Dans un silence total et quelques heures seulement après la signature d’un accord historique à Damas le 10 mars 2025 entre Ahmad al-Charaa’ (alias Abou Mohammed al-Joulani), président de facto autoproclamé de la Syrie, et Mazloum Abdi, commandant en chef des Forces démocratiques syriennes (FDS), les forces turques ont lancé des frappes aériennes sur le barrage de Tishreen et bombardé d’autres sites contrôlés par les Kurdes dans le nord-est de la Syrie, une région sous l’influence des États-Unis. Le moment et la nature de cette attaque soulèvent d’importantes questions : La réponse militaire immédiate de la Turquie donne à penser que tous les acteurs n’étaient peut-être pas totalement alignés. Pourquoi la Turquie attaquerait-elle maintenant, sachant que l’accord était en préparation? S’agit-il plutôt d’une expression de mécontentement à l’égard des conditions non divulguées? La Turquie se comporterait-elle comme Israël dans le sud de la Syrie, au Liban et à Gaza, en affirmant son droit d’attaquer toute cible qu’elle considère comme une menace pour la sécurité?

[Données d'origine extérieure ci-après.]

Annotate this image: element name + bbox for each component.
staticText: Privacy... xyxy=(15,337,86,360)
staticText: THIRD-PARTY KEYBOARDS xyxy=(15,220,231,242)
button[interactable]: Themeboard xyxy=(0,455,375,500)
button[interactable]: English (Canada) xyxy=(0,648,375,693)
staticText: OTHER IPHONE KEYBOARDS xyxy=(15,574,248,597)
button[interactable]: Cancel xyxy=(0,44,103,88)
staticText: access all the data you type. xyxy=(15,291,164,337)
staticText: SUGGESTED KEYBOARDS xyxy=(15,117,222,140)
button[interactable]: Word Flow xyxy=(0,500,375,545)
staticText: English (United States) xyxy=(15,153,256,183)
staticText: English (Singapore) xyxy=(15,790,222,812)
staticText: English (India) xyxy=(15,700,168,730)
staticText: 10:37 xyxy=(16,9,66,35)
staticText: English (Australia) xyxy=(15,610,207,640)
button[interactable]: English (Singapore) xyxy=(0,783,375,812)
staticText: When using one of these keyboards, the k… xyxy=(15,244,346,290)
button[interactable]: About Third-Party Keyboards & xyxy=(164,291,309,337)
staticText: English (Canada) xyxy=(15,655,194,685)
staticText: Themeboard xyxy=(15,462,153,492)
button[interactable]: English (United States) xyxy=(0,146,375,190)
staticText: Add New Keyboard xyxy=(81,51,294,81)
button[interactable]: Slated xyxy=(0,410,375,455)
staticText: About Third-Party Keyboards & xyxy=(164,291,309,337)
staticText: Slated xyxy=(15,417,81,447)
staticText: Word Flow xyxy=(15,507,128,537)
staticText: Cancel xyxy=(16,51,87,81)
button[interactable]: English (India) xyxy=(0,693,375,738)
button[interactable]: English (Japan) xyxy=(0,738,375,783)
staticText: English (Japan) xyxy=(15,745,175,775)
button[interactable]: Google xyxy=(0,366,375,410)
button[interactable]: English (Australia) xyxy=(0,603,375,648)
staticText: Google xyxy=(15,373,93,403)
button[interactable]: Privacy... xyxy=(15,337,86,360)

Quels que soient les détails de l’accord, il est loin d’être pleinement mis en œuvre en raison de la complexité de l’intégration de tous les Syriens dans le nouveau gouvernement et des forces de sécurité sous un même toit, alors que toutes les personnalités clés ont été nommées plutôt qu’élues par le peuple. D’autant plus qu’elles appartiennent toutes à un seul et même groupe, Hayat Tahrir al-Sham, qui dirige désormais le pays.